Historiquement, les poissons auraient eu une longue nage progressivement plus froide au cours de laquelle leurs corps se sont lentement déplacés en mode de reproduction. Mais maintenant, leur accès à la rivière a été tellement réduit qu’ils se lancent directement dans l’accouplement sans tous les préliminaires physiologiques dont ils ont besoin. Et ça ne marche tout simplement pas. Selon le nouveau document, il ne reste peut-être que 156 poissons matures dans tout le fleuve Yangtsé.
Le gouvernement chinois a investi massivement dans le repeuplement du Yangtsé avec plus de neuf millions d’alevins d’esturgeons, ou juvéniles, entre 1983 et 2007, mais à peine aucun n’a survécu. Les chercheurs qualifient ces efforts d' »inadéquats et non durables » car le gouvernement a continué à ajouter de nouveaux poissons mais n’a rien fait pour permettre à ces poissons de se reproduire.
Et maintenant ?
Personne ne s’attend à ce qu’aucun de ces barrages ne tombe de sitôt. Mais il y a encore un minimum d’espoir de ramener l’habitat de frai du poisson à une température de reproduction appropriée. Par exemple, les gestionnaires de barrages pourraient libérer sélectivement de l’eau du réservoir à une température agréable pour la vie en aval, ou peut-être baratter l’eau stagnante d’une manière qui mélange les couches de différentes températures. Laisser les affluents qui se déversent dans le Yangtsé sans être endommagés pourrait également aider à maintenir la température stable. Des études ont montré que dans les zones situées juste en dessous d’une confluence avec un affluent non endommagé, les esturgeons fraient mieux et les insectes sont plus répandus, ce qui suggère que les affluents qui coulent naturellement peuvent créer des poches d’habitat convenable pour toutes sortes d’animaux sauvages.
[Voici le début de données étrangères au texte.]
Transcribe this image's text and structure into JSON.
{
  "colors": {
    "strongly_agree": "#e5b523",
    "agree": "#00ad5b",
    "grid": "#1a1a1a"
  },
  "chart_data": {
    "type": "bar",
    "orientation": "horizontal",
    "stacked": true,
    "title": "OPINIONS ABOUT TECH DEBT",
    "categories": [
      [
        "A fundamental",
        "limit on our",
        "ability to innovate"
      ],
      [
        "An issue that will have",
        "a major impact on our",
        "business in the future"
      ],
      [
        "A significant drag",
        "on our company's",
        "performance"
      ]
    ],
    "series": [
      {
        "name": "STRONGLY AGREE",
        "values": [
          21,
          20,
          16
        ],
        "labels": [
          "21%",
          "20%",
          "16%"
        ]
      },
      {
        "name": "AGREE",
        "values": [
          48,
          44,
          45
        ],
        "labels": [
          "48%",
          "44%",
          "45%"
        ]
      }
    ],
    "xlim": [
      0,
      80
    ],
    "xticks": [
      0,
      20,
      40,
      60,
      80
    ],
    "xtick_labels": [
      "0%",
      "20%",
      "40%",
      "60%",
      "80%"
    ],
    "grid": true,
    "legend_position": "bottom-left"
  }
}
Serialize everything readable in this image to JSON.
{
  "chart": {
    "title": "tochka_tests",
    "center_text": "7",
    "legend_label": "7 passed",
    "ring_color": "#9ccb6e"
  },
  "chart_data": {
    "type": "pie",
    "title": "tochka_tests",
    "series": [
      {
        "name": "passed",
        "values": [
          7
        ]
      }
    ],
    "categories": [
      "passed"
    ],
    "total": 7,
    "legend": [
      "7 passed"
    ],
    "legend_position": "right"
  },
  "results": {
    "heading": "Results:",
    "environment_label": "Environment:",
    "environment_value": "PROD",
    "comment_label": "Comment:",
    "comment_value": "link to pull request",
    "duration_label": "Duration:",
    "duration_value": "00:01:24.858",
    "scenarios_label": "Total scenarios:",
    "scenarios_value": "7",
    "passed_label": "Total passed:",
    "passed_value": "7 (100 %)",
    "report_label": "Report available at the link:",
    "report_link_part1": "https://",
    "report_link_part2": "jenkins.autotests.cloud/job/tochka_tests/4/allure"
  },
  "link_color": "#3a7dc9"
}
Toutes ces stratégies entrent dans la création de ce qu’on appelle un flux environnemental, dit Januchowski-Hartley, mais elle doute qu’elles suffiront à sauver l’esturgeon à long terme.
Mais quelque chose doit être fait — et rapide. Sinon, les auteurs de l’étude prédisent que l’esturgeon chinois disparaîtra probablement dans les 10 à 20 prochaines années. Ce qui signifie qu’après 140 millions d’années sur cette planète, la génération d’esturgeons chinois vivant aujourd’hui serait la dernière.